Service-Learning Case Study: Montgomery County, MD

Information on benefits and implementation of service-learning projects for students, including case studies.

Service-Learning Case Study:
Montgomery County, MD

In 1993, Maryland became the first state in the nation to require all public school students to engage in service-learning activities as a prerequisite for high school graduation. Students can begin accumulating their service hours as early as middle school.

In Kids Sew for Kids, students learn practical skills that benefit both the student and the community

As part of her training for the statewide mandate, Family and Consumer Sciences teacher Ava Mendelson took a service-learning class in the mid-1990s.
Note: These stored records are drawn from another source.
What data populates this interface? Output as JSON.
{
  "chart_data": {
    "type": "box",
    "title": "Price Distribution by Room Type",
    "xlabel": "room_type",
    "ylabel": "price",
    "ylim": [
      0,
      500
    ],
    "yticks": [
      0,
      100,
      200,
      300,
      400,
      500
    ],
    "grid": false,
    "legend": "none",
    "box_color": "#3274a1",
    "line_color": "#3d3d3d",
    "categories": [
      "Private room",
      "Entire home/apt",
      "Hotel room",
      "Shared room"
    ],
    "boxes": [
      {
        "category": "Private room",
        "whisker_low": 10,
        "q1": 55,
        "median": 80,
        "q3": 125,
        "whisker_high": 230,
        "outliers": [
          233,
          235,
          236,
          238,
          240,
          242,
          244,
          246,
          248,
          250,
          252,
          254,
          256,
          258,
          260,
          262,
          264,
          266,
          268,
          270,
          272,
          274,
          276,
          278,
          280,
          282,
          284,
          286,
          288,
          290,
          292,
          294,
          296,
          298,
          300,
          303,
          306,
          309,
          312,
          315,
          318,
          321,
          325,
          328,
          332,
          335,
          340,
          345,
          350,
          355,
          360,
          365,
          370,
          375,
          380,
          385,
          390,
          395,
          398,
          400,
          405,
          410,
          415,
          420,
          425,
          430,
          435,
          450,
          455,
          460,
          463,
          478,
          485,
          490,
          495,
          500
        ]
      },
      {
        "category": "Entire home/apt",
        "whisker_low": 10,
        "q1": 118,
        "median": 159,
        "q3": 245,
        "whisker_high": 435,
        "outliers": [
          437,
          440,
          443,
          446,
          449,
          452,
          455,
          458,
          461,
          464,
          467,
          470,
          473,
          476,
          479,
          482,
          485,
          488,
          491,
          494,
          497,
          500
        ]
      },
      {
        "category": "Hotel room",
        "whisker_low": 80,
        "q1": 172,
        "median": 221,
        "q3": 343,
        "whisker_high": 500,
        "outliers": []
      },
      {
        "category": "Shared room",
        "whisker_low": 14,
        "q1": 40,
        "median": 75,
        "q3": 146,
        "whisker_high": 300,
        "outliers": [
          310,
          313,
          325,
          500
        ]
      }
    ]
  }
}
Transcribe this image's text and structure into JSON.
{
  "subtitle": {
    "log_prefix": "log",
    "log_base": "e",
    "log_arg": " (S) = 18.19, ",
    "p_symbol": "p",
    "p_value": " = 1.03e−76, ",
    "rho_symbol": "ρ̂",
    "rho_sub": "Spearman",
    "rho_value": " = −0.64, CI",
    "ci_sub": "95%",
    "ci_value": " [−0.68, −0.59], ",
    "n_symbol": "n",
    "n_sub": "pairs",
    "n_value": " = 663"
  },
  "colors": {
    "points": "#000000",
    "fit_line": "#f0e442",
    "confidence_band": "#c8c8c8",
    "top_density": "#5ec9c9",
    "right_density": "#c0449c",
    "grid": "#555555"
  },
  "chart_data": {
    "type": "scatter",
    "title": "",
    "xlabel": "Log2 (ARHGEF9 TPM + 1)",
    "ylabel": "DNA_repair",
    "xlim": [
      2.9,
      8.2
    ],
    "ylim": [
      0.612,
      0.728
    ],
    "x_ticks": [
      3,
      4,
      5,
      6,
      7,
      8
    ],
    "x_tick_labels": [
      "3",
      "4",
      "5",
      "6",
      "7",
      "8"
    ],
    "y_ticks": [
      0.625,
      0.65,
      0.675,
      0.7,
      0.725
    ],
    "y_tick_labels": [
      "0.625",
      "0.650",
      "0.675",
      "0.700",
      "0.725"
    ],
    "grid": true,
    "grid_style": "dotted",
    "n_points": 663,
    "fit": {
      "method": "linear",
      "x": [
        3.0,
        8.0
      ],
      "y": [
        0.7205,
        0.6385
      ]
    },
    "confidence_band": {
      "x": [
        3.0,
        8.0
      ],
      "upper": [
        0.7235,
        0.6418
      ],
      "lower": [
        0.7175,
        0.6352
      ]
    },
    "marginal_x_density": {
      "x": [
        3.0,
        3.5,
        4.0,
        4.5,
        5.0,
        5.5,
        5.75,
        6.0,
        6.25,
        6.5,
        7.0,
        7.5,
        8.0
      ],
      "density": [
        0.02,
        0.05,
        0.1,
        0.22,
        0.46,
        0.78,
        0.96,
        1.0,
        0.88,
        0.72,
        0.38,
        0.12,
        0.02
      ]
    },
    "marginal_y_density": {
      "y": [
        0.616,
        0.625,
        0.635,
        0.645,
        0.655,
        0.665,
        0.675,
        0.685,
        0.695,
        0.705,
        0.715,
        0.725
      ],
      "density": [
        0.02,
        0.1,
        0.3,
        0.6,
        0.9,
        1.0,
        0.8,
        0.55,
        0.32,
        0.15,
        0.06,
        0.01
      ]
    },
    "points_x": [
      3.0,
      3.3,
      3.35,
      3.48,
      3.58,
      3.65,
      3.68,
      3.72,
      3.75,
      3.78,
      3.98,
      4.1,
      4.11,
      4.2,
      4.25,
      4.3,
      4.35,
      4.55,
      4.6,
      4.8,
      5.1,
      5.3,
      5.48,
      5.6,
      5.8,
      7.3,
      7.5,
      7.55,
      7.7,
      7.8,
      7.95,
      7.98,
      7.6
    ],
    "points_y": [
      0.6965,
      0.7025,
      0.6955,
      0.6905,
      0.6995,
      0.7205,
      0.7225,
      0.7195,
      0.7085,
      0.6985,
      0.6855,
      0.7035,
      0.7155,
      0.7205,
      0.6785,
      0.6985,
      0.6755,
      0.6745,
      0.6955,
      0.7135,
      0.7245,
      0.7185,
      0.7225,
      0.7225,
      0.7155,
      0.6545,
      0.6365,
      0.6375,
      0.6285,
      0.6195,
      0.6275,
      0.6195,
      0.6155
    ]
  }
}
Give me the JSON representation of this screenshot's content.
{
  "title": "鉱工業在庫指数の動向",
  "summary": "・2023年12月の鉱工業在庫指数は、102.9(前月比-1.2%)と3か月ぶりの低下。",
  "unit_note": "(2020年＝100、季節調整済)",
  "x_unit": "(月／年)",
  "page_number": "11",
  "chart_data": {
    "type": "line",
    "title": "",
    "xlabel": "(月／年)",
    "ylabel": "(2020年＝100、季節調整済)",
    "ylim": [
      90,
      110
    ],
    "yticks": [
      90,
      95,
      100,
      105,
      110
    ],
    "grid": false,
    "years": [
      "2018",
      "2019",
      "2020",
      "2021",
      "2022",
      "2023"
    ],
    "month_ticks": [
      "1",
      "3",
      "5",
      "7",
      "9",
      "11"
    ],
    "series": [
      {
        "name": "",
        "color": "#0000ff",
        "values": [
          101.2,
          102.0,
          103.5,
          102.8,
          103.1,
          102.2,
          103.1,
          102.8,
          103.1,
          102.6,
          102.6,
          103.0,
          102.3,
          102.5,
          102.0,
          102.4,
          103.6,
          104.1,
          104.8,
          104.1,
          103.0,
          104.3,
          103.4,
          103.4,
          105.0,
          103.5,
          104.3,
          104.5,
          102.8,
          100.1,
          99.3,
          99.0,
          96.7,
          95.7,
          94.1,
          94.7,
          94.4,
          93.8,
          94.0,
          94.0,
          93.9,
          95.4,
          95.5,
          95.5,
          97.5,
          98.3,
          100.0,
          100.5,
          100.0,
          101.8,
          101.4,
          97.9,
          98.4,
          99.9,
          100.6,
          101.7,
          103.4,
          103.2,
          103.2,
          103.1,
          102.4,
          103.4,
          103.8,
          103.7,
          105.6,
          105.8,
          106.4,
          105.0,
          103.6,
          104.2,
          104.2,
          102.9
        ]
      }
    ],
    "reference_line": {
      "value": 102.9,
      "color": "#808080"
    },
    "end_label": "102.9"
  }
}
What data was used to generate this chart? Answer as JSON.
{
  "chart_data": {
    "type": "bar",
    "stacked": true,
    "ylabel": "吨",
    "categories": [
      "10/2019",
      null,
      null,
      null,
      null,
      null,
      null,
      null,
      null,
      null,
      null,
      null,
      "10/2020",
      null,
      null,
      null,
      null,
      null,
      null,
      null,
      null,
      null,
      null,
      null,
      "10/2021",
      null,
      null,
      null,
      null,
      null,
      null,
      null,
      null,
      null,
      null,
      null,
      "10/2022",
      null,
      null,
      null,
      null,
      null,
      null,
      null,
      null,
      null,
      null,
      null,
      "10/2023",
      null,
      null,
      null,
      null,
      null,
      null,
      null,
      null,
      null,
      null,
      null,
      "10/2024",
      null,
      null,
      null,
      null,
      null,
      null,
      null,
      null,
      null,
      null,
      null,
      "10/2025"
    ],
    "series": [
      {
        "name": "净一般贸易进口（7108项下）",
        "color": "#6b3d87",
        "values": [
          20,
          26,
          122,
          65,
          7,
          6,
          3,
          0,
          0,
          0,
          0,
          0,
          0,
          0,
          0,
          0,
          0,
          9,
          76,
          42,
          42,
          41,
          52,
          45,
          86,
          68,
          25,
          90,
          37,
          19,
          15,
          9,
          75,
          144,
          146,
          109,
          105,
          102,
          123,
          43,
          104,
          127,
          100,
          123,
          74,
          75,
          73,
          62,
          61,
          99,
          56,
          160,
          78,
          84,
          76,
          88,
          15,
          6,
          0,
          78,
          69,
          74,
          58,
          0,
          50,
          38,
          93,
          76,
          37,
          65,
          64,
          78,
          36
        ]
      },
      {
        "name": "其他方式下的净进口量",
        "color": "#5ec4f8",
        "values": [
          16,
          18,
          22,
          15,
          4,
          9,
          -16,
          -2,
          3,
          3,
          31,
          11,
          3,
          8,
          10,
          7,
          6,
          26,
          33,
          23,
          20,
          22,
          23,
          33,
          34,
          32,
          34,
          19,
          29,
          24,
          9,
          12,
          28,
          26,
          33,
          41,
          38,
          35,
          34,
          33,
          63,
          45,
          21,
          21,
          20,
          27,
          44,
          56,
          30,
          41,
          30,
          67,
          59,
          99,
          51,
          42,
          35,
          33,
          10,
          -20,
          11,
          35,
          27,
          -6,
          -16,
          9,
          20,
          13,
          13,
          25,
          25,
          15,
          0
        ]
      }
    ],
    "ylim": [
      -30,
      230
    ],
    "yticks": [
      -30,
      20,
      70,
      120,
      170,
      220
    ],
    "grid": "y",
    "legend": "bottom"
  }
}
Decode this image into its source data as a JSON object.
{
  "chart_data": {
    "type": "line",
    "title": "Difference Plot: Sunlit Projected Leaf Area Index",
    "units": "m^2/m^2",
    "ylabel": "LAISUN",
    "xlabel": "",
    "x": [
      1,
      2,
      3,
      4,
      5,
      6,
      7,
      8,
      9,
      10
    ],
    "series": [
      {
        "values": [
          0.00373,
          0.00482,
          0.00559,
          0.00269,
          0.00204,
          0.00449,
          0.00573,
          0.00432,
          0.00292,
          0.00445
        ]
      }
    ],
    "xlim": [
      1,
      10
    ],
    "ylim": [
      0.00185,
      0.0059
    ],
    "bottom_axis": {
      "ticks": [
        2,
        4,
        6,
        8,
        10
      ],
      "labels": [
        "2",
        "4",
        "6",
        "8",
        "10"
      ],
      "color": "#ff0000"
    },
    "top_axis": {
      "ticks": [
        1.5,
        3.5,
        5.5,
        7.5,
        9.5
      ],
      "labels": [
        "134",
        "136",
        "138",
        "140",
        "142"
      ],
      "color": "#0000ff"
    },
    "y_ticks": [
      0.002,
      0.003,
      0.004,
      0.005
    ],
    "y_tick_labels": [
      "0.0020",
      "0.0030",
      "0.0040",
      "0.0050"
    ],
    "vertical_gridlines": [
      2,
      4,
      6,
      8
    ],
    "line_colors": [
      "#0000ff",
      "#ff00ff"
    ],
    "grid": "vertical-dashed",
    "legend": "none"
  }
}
While trying to think of possible service projects, she happened to visit a fabric store that collected material that could be used by community nonprofit organizations, such as Girl Scouts. This provided the first spark for Mendelson's now very successful Sew for Kids project

During the first year, Mendelson's eighth grade students who already had sewing experience created outfits for the residents of a women's shelter. They got the fabric from the community bank at the store and also received donated patterns. At the end of the project, students visited the shelter to deliver their gifts, though they had to visit during daytime hours when the women and children who live there were gone.

New ideas every year

Every year, Mendelson's project has taken on a new twist, as students come up with new ideas and share their interests. One student, for instance, heard about a teenager who was organizing a nationwide campaign to collect suitcases to donate to foster children Suitcases for Kids. The class decided to contribute to the project by making duffel bags.

Another student learned about a nearby home for adolescent children who were wards of the state, and the class made clothes for them. Other sewing projects have come from community requests. A service organization of a local telephone company asked if Mendelson's class could make small stuffed teddy bears to give to children in hospital emergency rooms or during interactions with police. They've also made drawstring bags for the attendees of a camp dedicated to young cancer patients.

Mendelson says that the students sometimes have difficulty given away something on which they've spent so much time. She encourages them to make two – one for themselves and one for the receiving organization.

What really makes the work worthwhile for the students, however, is the opportunity to connect with the organization. Often, the people they're making things for are not in a position to be visited – such as terminally ill children or families seeking shelter from abuse. Mendelson says that she asks someone from the organization to come to the class to pick up the sewn items and tell the students about their organization.

After more than five years since starting the project, Mendelson is happy that a few of her students have continued with sewing projects past middle school, using their work in her classroom as impetus to complete the rest of their service-learning requirements. The result is practical skills going to very practical ends, benefiting both the student and the community.